Tuesday, September 16, 2014

Susan Pohlman's Halfway to Each Other

The subtitle for this book is : 'How a year in Italy Brought Our Family Home' and it is the Italy that got my attention since we had just booked our tickets to go to Italy in summer. It is a memoir and I was looking for pointers from someone who actually lived in Italy. It was not a waste at all because if it wasn't for this book I wouldn't have known to take a beeline to St.Peter's Square to see the Pope as soon as we reached our hotel that Sunday.

Pohlman is a good writer and the book is written from the heart. I took some lessons from it without even realizing that I did. She and her husband were living the American dream to the fullest. Shuttling their two kids back and forth for their myriad of activities and entertaining for the husband's high profile and busy work and taking part in all parent volunteering at the school with barely any time for each other or for the grand home they had bought together. When counseling didn't work the couple decided it was time to divorce. That is when they took a last trip together for a work related conference of Jim Pohlman. Having had some time for each other in between entertaining guests rekindled some of their old feelings and suddenly they were not sure that divorce was the right choice. Jim asked Susan if they could give it another chance with the irresistible choice of living in Italy for a year, away from the rat race waiting back home. Normally a grounded creature of habit, Susan was not so sure of this uprooting of their lives but she agreed with Jim in giving each other another chance. Being on vacation and being with each other without all the baggage helped them to see themselves as they had in good times.
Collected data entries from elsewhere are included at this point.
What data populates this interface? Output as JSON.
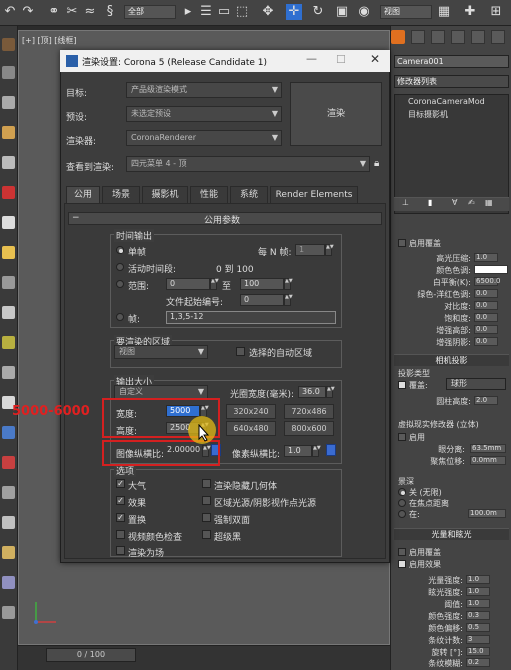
{
  "toolbar": {
    "selection_filter": "全部",
    "view_combo": "视图"
  },
  "viewport": {
    "label": "[+] [顶] [线框]",
    "timeline": "0 / 100"
  },
  "command_panel": {
    "object_name": "Camera001",
    "modifier_list": "修改器列表",
    "stack_items": [
      "CoronaCameraMod",
      "目标摄影机"
    ],
    "rows": [
      {
        "label": "启用覆盖"
      },
      {
        "label": "高光压缩:",
        "value": "1.0"
      },
      {
        "label": "颜色色调:"
      },
      {
        "label": "白平衡(K):",
        "value": "6500.0"
      },
      {
        "label": "绿色-洋红色调:",
        "value": "0.0"
      },
      {
        "label": "对比度:",
        "value": "0.0"
      },
      {
        "label": "饱和度:",
        "value": "0.0"
      },
      {
        "label": "增强高部:",
        "value": "0.0"
      },
      {
        "label": "增强阴影:",
        "value": "0.0"
      }
    ],
    "camera_projection_header": "相机投影",
    "projection_type_label": "投影类型",
    "override_label": "覆盖:",
    "projection_value": "球形",
    "cylinder_height_label": "圆柱高度:",
    "cylinder_height_value": "2.0",
    "vr_header": "虚拟现实修改器 (立体)",
    "vr_enable": "启用",
    "eye_distance_label": "眼分离:",
    "eye_distance_value": "63.5mm",
    "convergence_label": "聚焦位移:",
    "convergence_value": "0.0mm",
    "dof_header": "景深",
    "dof_options": [
      "关 (无限)",
      "在焦点距离",
      "在:"
    ],
    "dof_value": "100.0m",
    "bloom_header": "光量和眩光",
    "bloom_rows": [
      {
        "label": "启用覆盖"
      },
      {
        "label": "启用效果"
      },
      {
        "label": "光量强度:",
        "value": "1.0"
      },
      {
        "label": "眩光强度:",
        "value": "1.0"
      },
      {
        "label": "阈值:",
        "value": "1.0"
      },
      {
        "label": "颜色强度:",
        "value": "0.3"
      },
      {
        "label": "颜色偏移:",
        "value": "0.5"
      },
      {
        "label": "条纹计数:",
        "value": "3"
      },
      {
        "label": "旋转 [°]:",
        "value": "15.0"
      },
      {
        "label": "条纹模糊:",
        "value": "0.2"
      }
    ]
  },
  "dialog": {
    "title": "渲染设置: Corona 5 (Release Candidate 1)",
    "target_label": "目标:",
    "target_value": "产品级渲染模式",
    "preset_label": "预设:",
    "preset_value": "未选定预设",
    "renderer_label": "渲染器:",
    "renderer_value": "CoronaRenderer",
    "render_button": "渲染",
    "view_label": "查看到渲染:",
    "view_value": "四元菜单 4 - 顶",
    "tabs": [
      "公用",
      "场景",
      "摄影机",
      "性能",
      "系统",
      "Render Elements"
    ],
    "rollout_title": "公用参数",
    "time_output": {
      "title": "时间输出",
      "single": "单帧",
      "every_n": "每 N 帧:",
      "every_n_value": "1",
      "active_segment": "活动时间段:",
      "active_range": "0 到 100",
      "range": "范围:",
      "range_from": "0",
      "range_to_label": "至",
      "range_to": "100",
      "file_start": "文件起始编号:",
      "file_start_value": "0",
      "frames": "帧:",
      "frames_value": "1,3,5-12"
    },
    "render_area": {
      "title": "要渲染的区域",
      "value": "视图",
      "auto_region": "选择的自动区域"
    },
    "output_size": {
      "title": "输出大小",
      "preset": "自定义",
      "aperture_label": "光圈宽度(毫米):",
      "aperture_value": "36.0",
      "width_label": "宽度:",
      "width_value": "5000",
      "height_label": "高度:",
      "height_value": "2500",
      "sizes": [
        "320x240",
        "720x486",
        "640x480",
        "800x600"
      ],
      "image_aspect_label": "图像纵横比:",
      "image_aspect_value": "2.00000",
      "pixel_aspect_label": "像素纵横比:",
      "pixel_aspect_value": "1.0"
    },
    "options": {
      "title": "选项",
      "items": [
        {
          "label": "大气",
          "checked": true
        },
        {
          "label": "渲染隐藏几何体",
          "checked": false
        },
        {
          "label": "效果",
          "checked": true
        },
        {
          "label": "区域光源/阴影视作点光源",
          "checked": false
        },
        {
          "label": "置换",
          "checked": true
        },
        {
          "label": "强制双面",
          "checked": false
        },
        {
          "label": "视频颜色检查",
          "checked": false
        },
        {
          "label": "超级黑",
          "checked": false
        },
        {
          "label": "渲染为场",
          "checked": false
        }
      ]
    }
  },
  "annotation": {
    "text": "5000-6000",
    "color": "#e02020"
  }
}
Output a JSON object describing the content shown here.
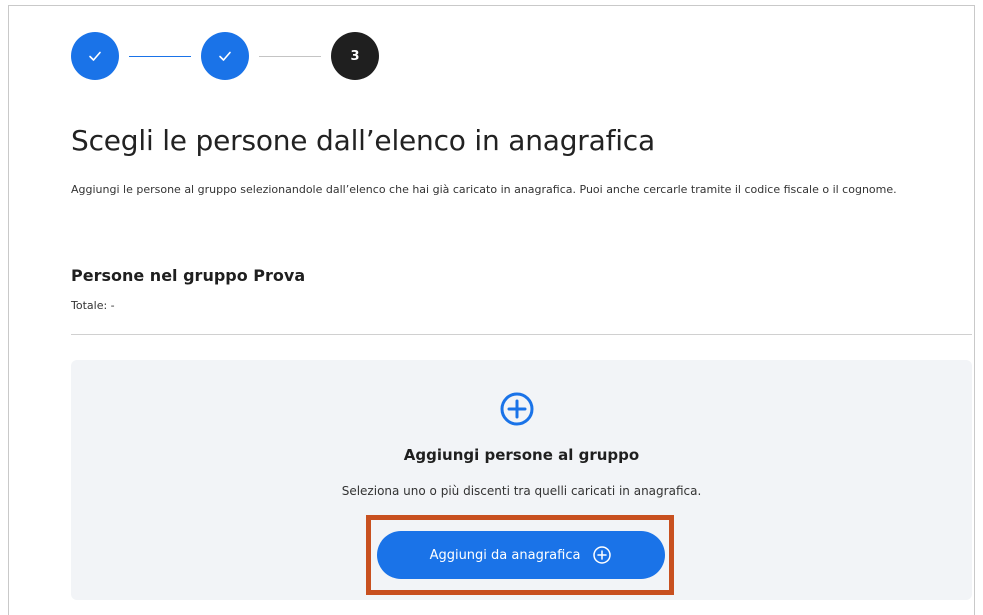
{
  "stepper": {
    "steps": [
      {
        "state": "completed",
        "icon": "check-icon"
      },
      {
        "state": "completed",
        "icon": "check-icon"
      },
      {
        "state": "current",
        "label": "3"
      }
    ],
    "colors": {
      "completed": "#1a73e8",
      "current": "#1f1f1f",
      "pending_line": "#c4c4c4"
    }
  },
  "page": {
    "title": "Scegli le persone dall’elenco in anagrafica",
    "description": "Aggiungi le persone al gruppo selezionandole dall’elenco che hai già caricato in anagrafica. Puoi anche cercarle tramite il codice fiscale o il cognome."
  },
  "group": {
    "title": "Persone nel gruppo Prova",
    "total": "Totale: -"
  },
  "empty_state": {
    "icon": "plus-circle-icon",
    "title": "Aggiungi persone al gruppo",
    "subtitle": "Seleziona uno o più discenti tra quelli caricati in anagrafica.",
    "button_label": "Aggiungi da anagrafica",
    "button_icon": "plus-circle-icon"
  },
  "colors": {
    "accent": "#1a73e8",
    "highlight_border": "#c8501f",
    "card_background": "#f2f4f7"
  }
}
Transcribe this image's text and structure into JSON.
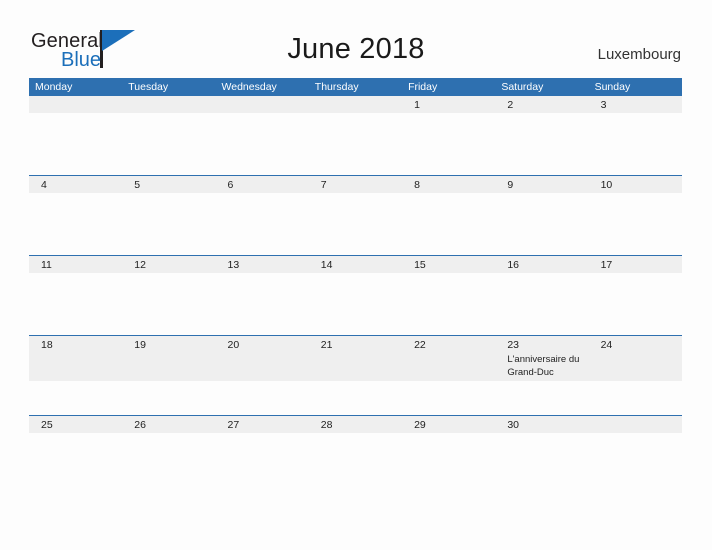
{
  "brand": {
    "name_part1": "General",
    "name_part2": "Blue",
    "flag_icon": "blue-triangle-flag"
  },
  "header": {
    "title": "June 2018",
    "location": "Luxembourg"
  },
  "colors": {
    "header_blue": "#2e70b0",
    "brand_blue": "#1c6fba",
    "day_band_gray": "#efefef",
    "page_background": "#fdfdfd",
    "text": "#222222"
  },
  "calendar": {
    "month": "June",
    "year": "2018",
    "weekday_headers": [
      "Monday",
      "Tuesday",
      "Wednesday",
      "Thursday",
      "Friday",
      "Saturday",
      "Sunday"
    ],
    "weeks": [
      {
        "has_event": false,
        "days": [
          {
            "number": "",
            "event": ""
          },
          {
            "number": "",
            "event": ""
          },
          {
            "number": "",
            "event": ""
          },
          {
            "number": "",
            "event": ""
          },
          {
            "number": "1",
            "event": ""
          },
          {
            "number": "2",
            "event": ""
          },
          {
            "number": "3",
            "event": ""
          }
        ]
      },
      {
        "has_event": false,
        "days": [
          {
            "number": "4",
            "event": ""
          },
          {
            "number": "5",
            "event": ""
          },
          {
            "number": "6",
            "event": ""
          },
          {
            "number": "7",
            "event": ""
          },
          {
            "number": "8",
            "event": ""
          },
          {
            "number": "9",
            "event": ""
          },
          {
            "number": "10",
            "event": ""
          }
        ]
      },
      {
        "has_event": false,
        "days": [
          {
            "number": "11",
            "event": ""
          },
          {
            "number": "12",
            "event": ""
          },
          {
            "number": "13",
            "event": ""
          },
          {
            "number": "14",
            "event": ""
          },
          {
            "number": "15",
            "event": ""
          },
          {
            "number": "16",
            "event": ""
          },
          {
            "number": "17",
            "event": ""
          }
        ]
      },
      {
        "has_event": true,
        "days": [
          {
            "number": "18",
            "event": ""
          },
          {
            "number": "19",
            "event": ""
          },
          {
            "number": "20",
            "event": ""
          },
          {
            "number": "21",
            "event": ""
          },
          {
            "number": "22",
            "event": ""
          },
          {
            "number": "23",
            "event": "L'anniversaire du Grand-Duc"
          },
          {
            "number": "24",
            "event": ""
          }
        ]
      },
      {
        "has_event": false,
        "days": [
          {
            "number": "25",
            "event": ""
          },
          {
            "number": "26",
            "event": ""
          },
          {
            "number": "27",
            "event": ""
          },
          {
            "number": "28",
            "event": ""
          },
          {
            "number": "29",
            "event": ""
          },
          {
            "number": "30",
            "event": ""
          },
          {
            "number": "",
            "event": ""
          }
        ]
      }
    ]
  }
}
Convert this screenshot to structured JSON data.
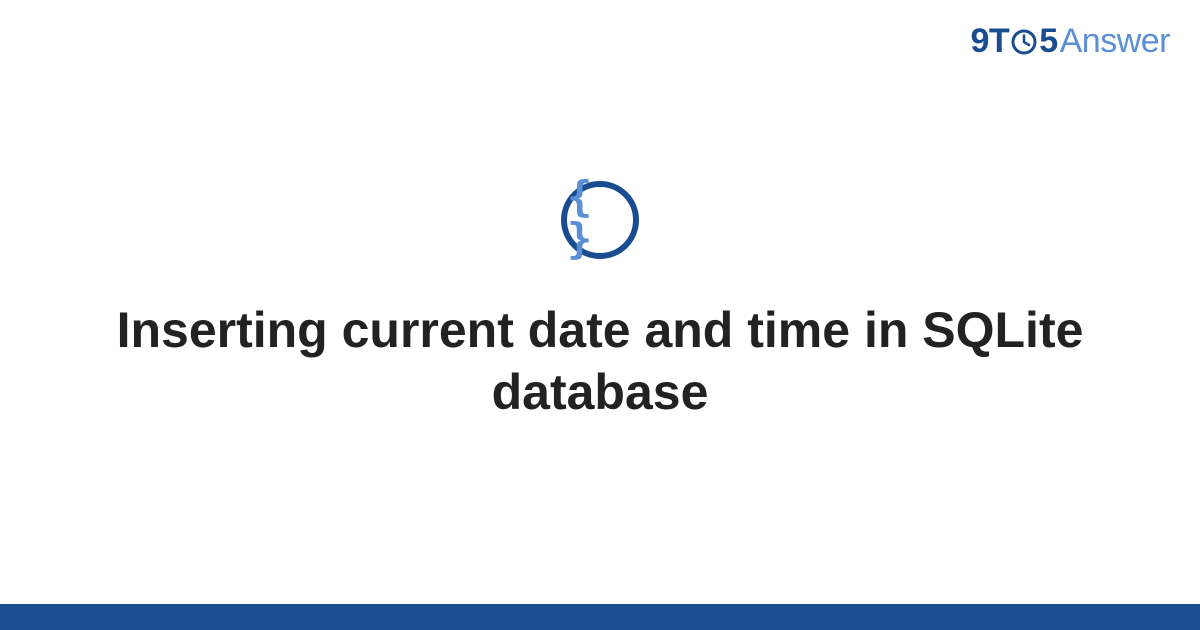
{
  "brand": {
    "nine": "9",
    "t": "T",
    "five": "5",
    "answer": "Answer"
  },
  "badge": {
    "glyph": "{ }"
  },
  "page": {
    "title": "Inserting current date and time in SQLite database"
  },
  "colors": {
    "primary": "#1a4d8f",
    "accent": "#5a8fd6"
  }
}
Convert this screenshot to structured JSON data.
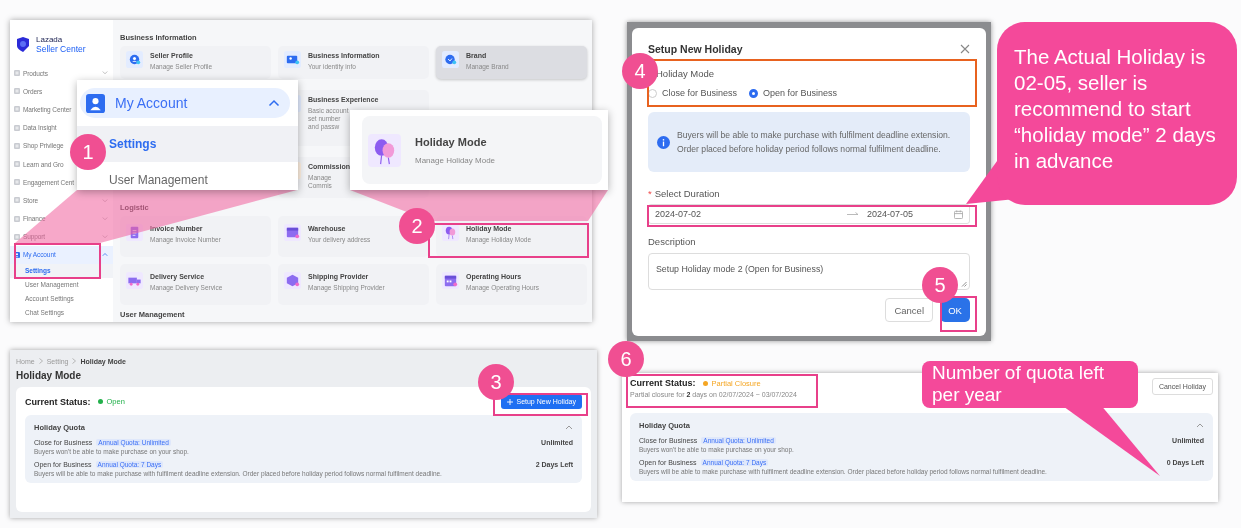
{
  "seller_center": {
    "logo": {
      "brand": "Lazada",
      "product": "Seller Center"
    },
    "sidebar": [
      {
        "label": "Products",
        "expanded": false
      },
      {
        "label": "Orders"
      },
      {
        "label": "Marketing Center"
      },
      {
        "label": "Data Insight"
      },
      {
        "label": "Shop Privilege"
      },
      {
        "label": "Learn and Gro"
      },
      {
        "label": "Engagement Cent"
      },
      {
        "label": "Store",
        "expanded": false
      },
      {
        "label": "Finance",
        "expanded": false
      },
      {
        "label": "Support",
        "expanded": false
      },
      {
        "label": "My Account",
        "expanded": true,
        "children": [
          {
            "label": "Settings",
            "selected": true
          },
          {
            "label": "User Management",
            "selected": false
          },
          {
            "label": "Account Settings",
            "selected": false
          },
          {
            "label": "Chat Settings",
            "selected": false
          }
        ]
      }
    ],
    "sections": [
      {
        "title": "Business Information",
        "tiles": [
          {
            "title": "Seller Profile",
            "subtitle": "Manage Seller Profile",
            "hovered": false
          },
          {
            "title": "Business Information",
            "subtitle": "Your identity info",
            "hovered": false
          },
          {
            "title": "Brand",
            "subtitle": "Manage Brand",
            "hovered": true
          },
          {
            "title": "Business Experience",
            "subtitle": "Basic account set number and passw",
            "hovered": false
          },
          {
            "title": "Commission",
            "subtitle": "Manage Commis",
            "hovered": false
          }
        ]
      },
      {
        "title": "Logistic",
        "tiles": [
          {
            "title": "Invoice Number",
            "subtitle": "Manage Invoice Number",
            "hovered": false
          },
          {
            "title": "Warehouse",
            "subtitle": "Your delivery address",
            "hovered": false
          },
          {
            "title": "Holiday Mode",
            "subtitle": "Manage Holiday Mode",
            "hovered": false
          },
          {
            "title": "Delivery Service",
            "subtitle": "Manage Delivery Service",
            "hovered": false
          },
          {
            "title": "Shipping Provider",
            "subtitle": "Manage Shipping Provider",
            "hovered": false
          },
          {
            "title": "Operating Hours",
            "subtitle": "Manage Operating Hours",
            "hovered": false
          }
        ]
      },
      {
        "title": "User Management"
      }
    ]
  },
  "account_zoom": {
    "step": "1",
    "header": "My Account",
    "expanded": true,
    "items": [
      {
        "label": "Settings",
        "selected": true
      },
      {
        "label": "User Management",
        "selected": false
      }
    ]
  },
  "holiday_zoom": {
    "step": "2",
    "title": "Holiday Mode",
    "subtitle": "Manage Holiday Mode"
  },
  "dialog": {
    "step": "4",
    "ok_step": "5",
    "title": "Setup New Holiday",
    "mode_label": "Holiday Mode",
    "modes": [
      {
        "label": "Close for Business",
        "selected": false
      },
      {
        "label": "Open for Business",
        "selected": true
      }
    ],
    "info": "Buyers will be able to make purchase with fulfilment deadline extension. Order placed before holiday period follows normal fulfilment deadline.",
    "required_mark": "*",
    "duration_label": "Select Duration",
    "start": "2024-07-02",
    "end": "2024-07-05",
    "description_label": "Description",
    "description": "Setup Holiday mode 2 (Open for Business)",
    "buttons": [
      {
        "label": "Cancel",
        "kind": "secondary"
      },
      {
        "label": "OK",
        "kind": "primary"
      }
    ]
  },
  "advice_bubble": "The Actual Holiday is 02-05, seller is recommend to start “holiday mode” 2 days in advance",
  "holiday_page": {
    "step": "3",
    "breadcrumb": [
      "Home",
      "Setting",
      "Holiday Mode"
    ],
    "title": "Holiday Mode",
    "status_label": "Current Status:",
    "status": {
      "text": "Open",
      "kind": "open"
    },
    "action": "Setup New Holiday",
    "quota": {
      "title": "Holiday Quota",
      "expanded": true,
      "rows": [
        {
          "name": "Close for Business",
          "badge": "Annual Quota: Unlimited",
          "description": "Buyers won't be able to make purchase on your shop.",
          "value": "Unlimited"
        },
        {
          "name": "Open for Business",
          "badge": "Annual Quota: 7 Days",
          "description": "Buyers will be able to make purchase with fulfilment deadline extension. Order placed before holiday period follows normal fulfilment deadline.",
          "value": "2 Days Left"
        }
      ]
    }
  },
  "result_page": {
    "step": "6",
    "status_label": "Current Status:",
    "status": {
      "text": "Partial Closure",
      "kind": "partial"
    },
    "detail": "Partial closure for **2** days on 02/07/2024 ~ 03/07/2024",
    "action": "Cancel Holiday",
    "quota": {
      "title": "Holiday Quota",
      "expanded": true,
      "rows": [
        {
          "name": "Close for Business",
          "badge": "Annual Quota: Unlimited",
          "description": "Buyers won't be able to make purchase on your shop.",
          "value": "Unlimited"
        },
        {
          "name": "Open for Business",
          "badge": "Annual Quota: 7 Days",
          "description": "Buyers will be able to make purchase with fulfilment deadline extension. Order placed before holiday period follows normal fulfilment deadline.",
          "value": "0 Days Left"
        }
      ]
    }
  },
  "quota_bubble": "Number of quota left per year"
}
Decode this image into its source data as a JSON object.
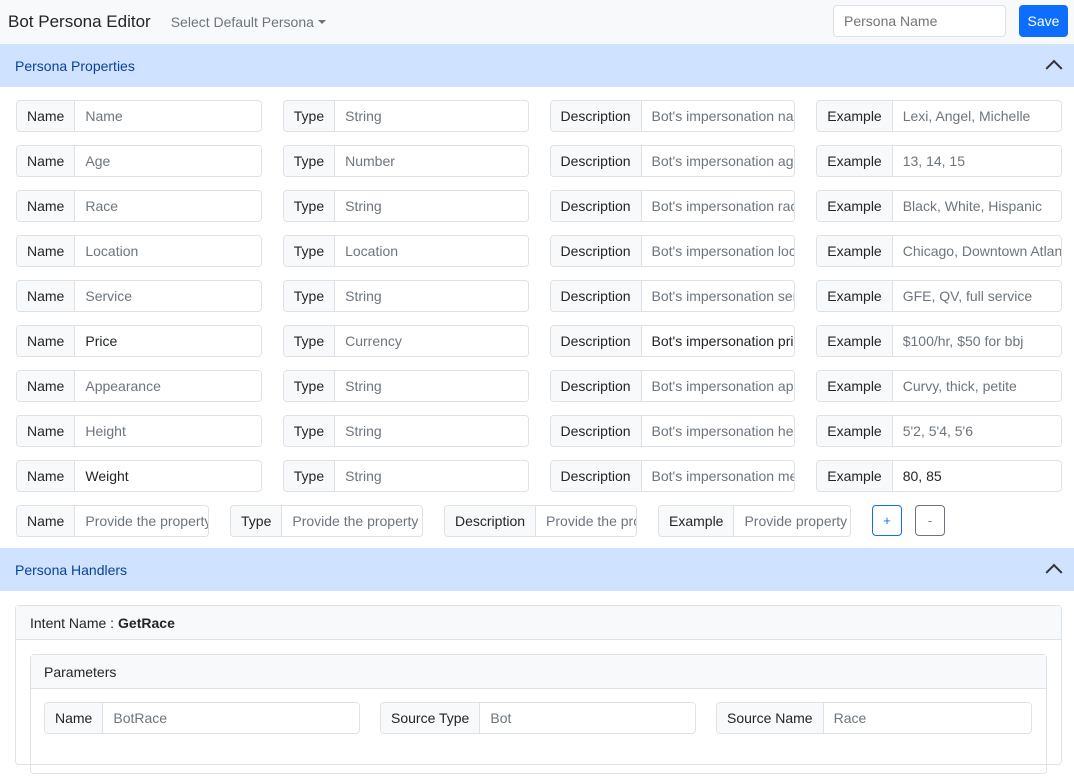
{
  "nav": {
    "title": "Bot Persona Editor",
    "persona_dropdown": "Select Default Persona",
    "persona_name_placeholder": "Persona Name",
    "save": "Save"
  },
  "properties": {
    "title": "Persona Properties",
    "labels": {
      "name": "Name",
      "type": "Type",
      "description": "Description",
      "example": "Example"
    },
    "rows": [
      {
        "name": {
          "placeholder": "Name"
        },
        "type": {
          "placeholder": "String"
        },
        "description": {
          "placeholder": "Bot's impersonation name"
        },
        "example": {
          "placeholder": "Lexi, Angel, Michelle"
        }
      },
      {
        "name": {
          "placeholder": "Age"
        },
        "type": {
          "placeholder": "Number"
        },
        "description": {
          "placeholder": "Bot's impersonation age"
        },
        "example": {
          "placeholder": "13, 14, 15"
        }
      },
      {
        "name": {
          "placeholder": "Race"
        },
        "type": {
          "placeholder": "String"
        },
        "description": {
          "placeholder": "Bot's impersonation race"
        },
        "example": {
          "placeholder": "Black, White, Hispanic"
        }
      },
      {
        "name": {
          "placeholder": "Location"
        },
        "type": {
          "placeholder": "Location"
        },
        "description": {
          "placeholder": "Bot's impersonation location"
        },
        "example": {
          "placeholder": "Chicago, Downtown Atlanta"
        }
      },
      {
        "name": {
          "placeholder": "Service"
        },
        "type": {
          "placeholder": "String"
        },
        "description": {
          "placeholder": "Bot's impersonation service"
        },
        "example": {
          "placeholder": "GFE, QV, full service"
        }
      },
      {
        "name": {
          "value": "Price"
        },
        "type": {
          "placeholder": "Currency"
        },
        "description": {
          "value": "Bot's impersonation price"
        },
        "example": {
          "placeholder": "$100/hr, $50 for bbj"
        }
      },
      {
        "name": {
          "placeholder": "Appearance"
        },
        "type": {
          "placeholder": "String"
        },
        "description": {
          "placeholder": "Bot's impersonation appearance"
        },
        "example": {
          "placeholder": "Curvy, thick, petite"
        }
      },
      {
        "name": {
          "placeholder": "Height"
        },
        "type": {
          "placeholder": "String"
        },
        "description": {
          "placeholder": "Bot's impersonation height"
        },
        "example": {
          "placeholder": "5'2, 5'4, 5'6"
        }
      },
      {
        "name": {
          "value": "Weight"
        },
        "type": {
          "placeholder": "String"
        },
        "description": {
          "placeholder": "Bot's impersonation measurements"
        },
        "example": {
          "value": "80, 85"
        }
      }
    ],
    "new_row": {
      "name": "Provide the property",
      "type": "Provide the property",
      "description": "Provide the property",
      "example": "Provide property"
    },
    "add": "+",
    "remove": "-"
  },
  "handlers": {
    "title": "Persona Handlers",
    "intent_label": "Intent Name : ",
    "intent_name": "GetRace",
    "parameters_title": "Parameters",
    "params": {
      "name_label": "Name",
      "name_placeholder": "BotRace",
      "source_type_label": "Source Type",
      "source_type_placeholder": "Bot",
      "source_name_label": "Source Name",
      "source_name_placeholder": "Race"
    }
  }
}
Once the decision was made, they sold the house and got the kids admitted to the only International school in Italy. The location of this school decided where they will live. Thus the entire family sans their sweet dog moved lock stock and barrel to the top floor of an apartment building in Italy close to Genoa. Despite the initial hiccups and general feel of reduced amenities compared to their American lives, the family soon adjusted to the slow relaxed pace of life in Italy. Susan even managed to memorize what pasta goes with what sauce and was able to order things with confidence towards the end of their stay. She found friends among the other school moms and both kids adjusted after at first being extremely grumpy about the regular routine in their lives.

At the end of the year, they decided that without a steady income they simply cannot continue in Italy. So they moved back again after much thought but this time with a solid marriage and happier more mature children. They also simplified their lives by opting for a smaller home and making things less complicated to manage.

This book is inspiring and thought provoking since it makes you look at many things through a different eye. Even if they were things you knew it still is good to hear it from another source. The book serves you in more ways than one. As a travelogue, a self help sort of book and just a plain satisfying read.